Machine learning, which is a branch of AI, uses data to train models to predict variables or future outcomes. These specific models will be able to predict gaps in local food supply and access, which decision-makers can then use to identify where crop growth can be more successful, according to the statement.

They can also use the data to provide farmers with insights to assist them in growing food more locally.

“The dashboard will focus on supporting small-scale, independent and Indigenous farmers in Maui County and fill critical gaps in the knowledge of agricultural production at multiple scales across the county,” Kerner said in a statement. “It will also enable decision-makers and members of the Maui County community to continuously monitor the status and conditions of crops grown locally and develop policies and programs to boost production by small and indigenous farmers in a sustainable and culturally appropriate way.”

An AI-based platform to facilitate communication

At the University of Houston, a research team is aiming to use AI to grow access to food.

The team is developing an AI-based platform that will help food pantries communicate with other pantries, food donors and agencies. The platform will also help to provide culturally aware and personalized food to clients, according to a statement.
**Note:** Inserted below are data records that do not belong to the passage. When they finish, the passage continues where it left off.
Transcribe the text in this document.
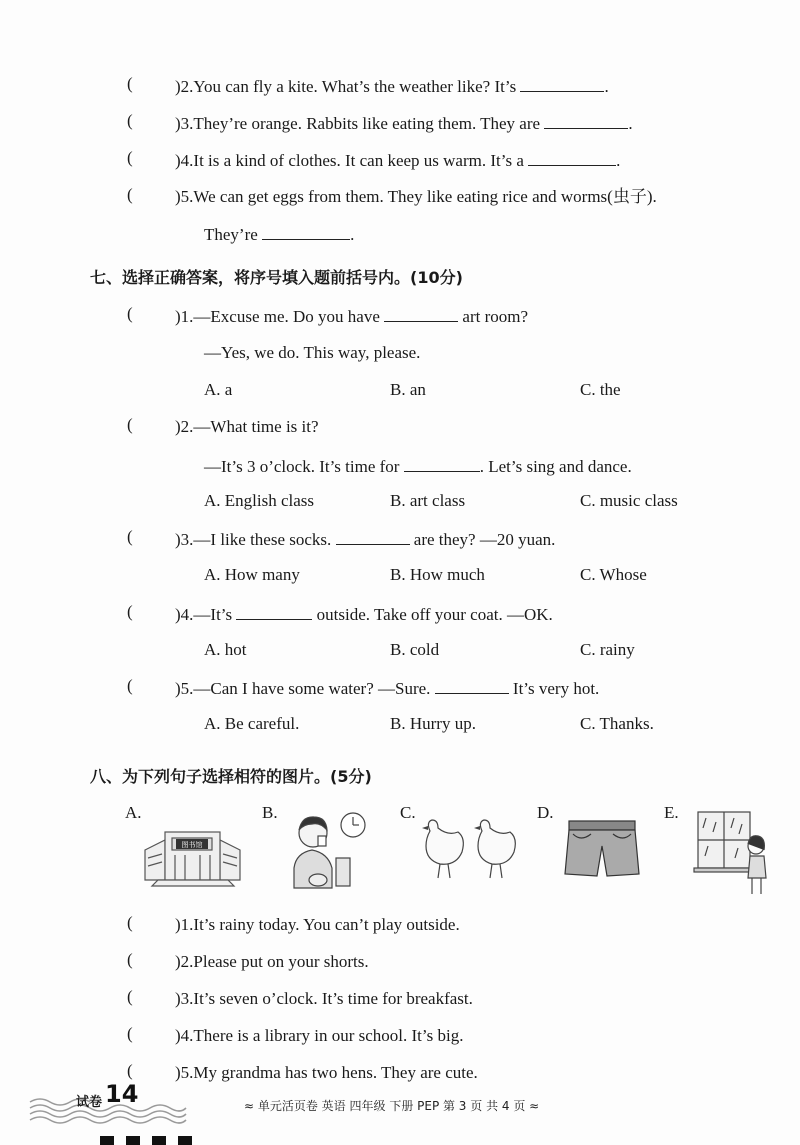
( )2.You can fly a kite. What’s the weather like? It’s	.
( )3.They’re orange. Rabbits like eating them. They are	.
( )4.It is a kind of clothes. It can keep us warm. It’s a	.
( )5.We can get eggs from them. They like eating rice and worms(虫子).
They’re	.
七、选择正确答案，将序号填入题前括号内。(10分)
( )1.—Excuse me. Do you have	art room?
—Yes, we do. This way, please.
A. a	B. an	C. the
( )2.—What time is it?
—It’s 3 o’clock. It’s time for	. Let’s sing and dance.
A. English class	B. art class	C. music class
( )3.—I like these socks.	are they? —20 yuan.
A. How many	B. How much	C. Whose
( )4.—It’s	outside. Take off your coat. —OK.
A. hot	B. cold	C. rainy
( )5.—Can I have some water? —Sure.	It’s very hot.
A. Be careful.	B. Hurry up.	C. Thanks.
八、为下列句子选择相符的图片。(5分)
A.	B.	C.	D.	E.
图书馆
( )1.It’s rainy today. You can’t play outside.
( )2.Please put on your shorts.
( )3.It’s seven o’clock. It’s time for breakfast.
( )4.There is a library in our school. It’s big.
( )5.My grandma has two hens. They are cute.
试卷 14	≈ 单元活页卷 英语 四年级 下册 PEP 第 3 页 共 4 页 ≈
According to Ioannis Kakadiaris, principal investigator of the project, the platform will help identify the nutritional needs, cultural preferences, and food preparation equipment and supplies on hand at food-insecure household. In addition, it could help streamline logistics, and improve communication and coordination between stakeholders in the food charity system.

The platform could also potentially use food delivery services such as DoorDash to transfer the food, as well as help facilitate the opportunity to reward donors.

"Donors could receive NFT [non-fungible tokens] that will say how good of a donor they have been in the past month," Kakadiaris said in the statement. "I envision having gold, silver or bronze donors, depending on how much food they have donated over the past month or week."